Paying too much attention to what our lizard brain has to say about our dreams and goals ultimately leads to developing a fixed mindset and self-sabotaging behavior.
Although we depend on the amygdala for our survival and procreation, as rational beings we need to learn when and how to silence it and ignore its input.
The Lizard Brain’s Biggest Fears
The lizard brain’s most common fears that lead to self-sabotaging behaviors are (and you might recognize yourself here):
Don’t raise your hand to ask that question, they might laugh at you and label you as incompetent.
If they laugh at me and find me incompetent, I’ll never find another job, I’ll end up poor, I’ll lose my home, my health, my sanity (control).
The Impostor Syndrome or Being Perceived as a Fraud
If I reveal my real achievements/abilities, they’ll call me out as a phony.
Starting (something new) is too risky, and I can’t predict the exact outcome, therefore, I’d better back off.
If I become a successful entrepreneur, I’ll get a new set of responsibilities. What if I’m not up to the task?
Remedy #1: Clear Goals
One of the best lizard brain antidotes is having clear goals.
If you only have a vague idea of what you want to achieve, the final outcome can easily seem hard to reach or scary, whereas specific, achievable goals, with clearly defined why, can help lower your overall anxiety.
Focusing on your goals can help you ignore the lizard brain’s self-sabotaging input and keep pushing your way to success.
When we want to explore, or do something potentially risky, the almond in our brain we mentioned above, the amygdala, activates.
While the amygdala keeps on sending the message about potential danger, your prefrontal cortex is focused on the goal and helps you control your reactions.
The most vivid example of this kind of self-control is the entrance exam for Navy SEALs. One of the many extremely challenging physical obstacles they are required to overcome is scuba diving with their hands tied, while their instructors mess with their breathing equipment.

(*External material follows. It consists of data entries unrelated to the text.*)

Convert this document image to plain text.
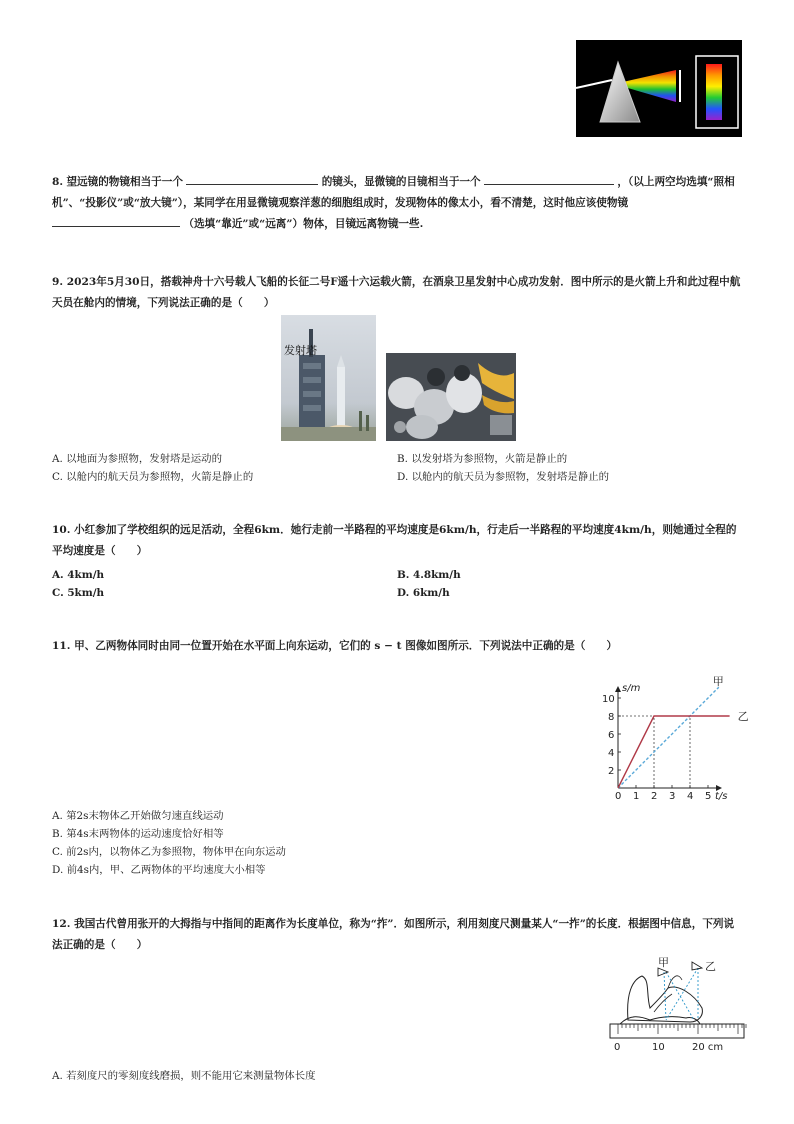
8. 望远镜的物镜相当于一个	的镜头，显微镜的目镜相当于一个	，（以上两空均选填“照相机”、“投影仪”或“放大镜”），某同学在用显微镜观察洋葱的细胞组成时，发现物体的像太小，看不清楚，这时他应该使物镜  （选填“靠近”或“远离”）物体，目镜远离物镜一些.
9. 2023年5月30日，搭载神舟十六号载人飞船的长征二号F遥十六运载火箭，在酒泉卫星发射中心成功发射．图中所示的是火箭上升和此过程中航天员在舱内的情境，下列说法正确的是（　　）
发射塔
A. 以地面为参照物，发射塔是运动的	B. 以发射塔为参照物，火箭是静止的
C. 以舱内的航天员为参照物，火箭是静止的	D. 以舱内的航天员为参照物，发射塔是静止的
10. 小红参加了学校组织的远足活动，全程6km．她行走前一半路程的平均速度是6km/h，行走后一半路程的平均速度4km/h，则她通过全程的平均速度是（　　）
A. 4km/h	B. 4.8km/h
C. 5km/h	D. 6km/h
11. 甲、乙两物体同时由同一位置开始在水平面上向东运动，它们的 s − t 图像如图所示．下列说法中正确的是（　　）
甲
乙
0 1 2 3 4 5
2
4
6
8
10
t/s
s/m
A. 第2s末物体乙开始做匀速直线运动
B. 第4s末两物体的运动速度恰好相等
C. 前2s内，以物体乙为参照物，物体甲在向东运动
D. 前4s内，甲、乙两物体的平均速度大小相等
12. 我国古代曾用张开的大拇指与中指间的距离作为长度单位，称为“拃”．如图所示，利用刻度尺测量某人“一拃”的长度．根据图中信息，下列说法正确的是（　　）
甲	乙
0	10	20 cm
A. 若刻度尺的零刻度线磨损，则不能用它来测量物体长度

Those who fall victim to the amygdala’s fear response and instinctively swim up to the surface for air usually fail. But, those who manage to remain calm despite the adrenaline and focus on the goal of untying the knot or turning the breathing regulator back on, well, they pass the test.
The trick is to stop fearing fear.
Remedy #2: Gratitude and Nurturing a Growth Mindset
One of the lizard brain’s side effects is negativity bias. We often mention it to emphasize that humans are way more sensitive to the negative events in their environment than they are to the positive ones. This is simply a part of our survival strategy.
But as we mentioned before, risk avoidance, fear, negative thinking, and survival are not the path to the stars. They put us at “level zero” — a limbo in which we can neither downgrade nor move forward. We need to balance and complement survival with positivity and personal growth.
One of the most effective ways to combat the negativity bias and stop fearing risks is practicing gratitude. As creators of The Five Minute Journal, we strongly recommend gratitude journaling, as it’s simple, effective and rewarding, and allows you to begin and recap each day with reflection, appreciation and calmness.
However, there are other ways of incorporating gratitude in your life such as grateful meditation or implementing it in your language and communication.